Hausaufgabe: Mord
Aktualisiert

Hausaufgabe: Mord

In Neuseeland hat eine Schule für Aufregung gesorgt: Die Schüler hätten sich einen fiktiven Mord überlegen sollen. Ziel der Hausübung sei es gewesen, die Kinder zum Nachdenken anzuregen.

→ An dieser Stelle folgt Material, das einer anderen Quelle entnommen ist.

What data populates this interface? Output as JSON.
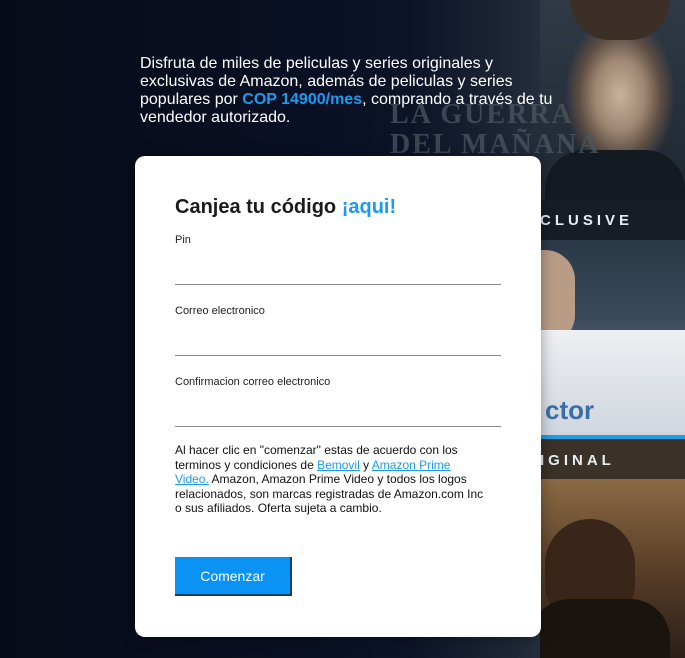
{
  "intro": {
    "text_before": "Disfruta de miles de peliculas y series originales y exclusivas de Amazon, además de peliculas y series populares por ",
    "price": "COP 14900/mes",
    "text_after": ", comprando a través de tu vendedor autorizado."
  },
  "posters": {
    "title_line1": "LA GUERRA",
    "title_line2": "DEL MAÑANA",
    "exclusive_label": "CLUSIVE",
    "original_label": "IGINAL",
    "partial_word": "ctor"
  },
  "form": {
    "title": "Canjea tu código",
    "title_accent": "¡aqui!",
    "pin_label": "Pin",
    "email_label": "Correo electronico",
    "email_confirm_label": "Confirmacion correo electronico",
    "terms_before": "Al hacer clic en \"comenzar\" estas de acuerdo con los terminos y condiciones de ",
    "terms_link1": "Bemovil",
    "terms_mid": " y ",
    "terms_link2": "Amazon Prime Video.",
    "terms_after": " Amazon, Amazon Prime Video y todos los logos relacionados, son marcas registradas de Amazon.com Inc o sus afiliados. Oferta sujeta a cambio.",
    "submit_label": "Comenzar"
  },
  "colors": {
    "accent": "#1a9bf0",
    "button": "#0a93f5",
    "background": "#0b0f1f"
  }
}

Die Schüler hätten sich überlegen sollen, wie sie einen Menschen umbringen und anschliessend die Leiche beseitigen würden, berichtete die Zeitung «New Zealand Herald». Die Schule habe sich inzwischen für die fragwürdige Aufgabe entschuldigt, hiess es in dem Zeitungsbericht weiter. Der entsprechende Lehrer habe ein «miserables Urteilsvermögen» an den Tag gelegt, sagte der Leiter des Howick College in Auckland, Bill Dimery.

Ziel der ungewöhnlichen Aufgabe sei es gewesen, die Schüler zum Lesen der Kurzgeschichte «Lamb to the Slaughter» («Lammkeule») von Roald Dahl zu animieren. Diese beschreibt, wie eine Frau ihren Ehegatten mit einer gefrorenen Lammkeule ermordet und diese dann dem ermittelnden Polizisten serviert.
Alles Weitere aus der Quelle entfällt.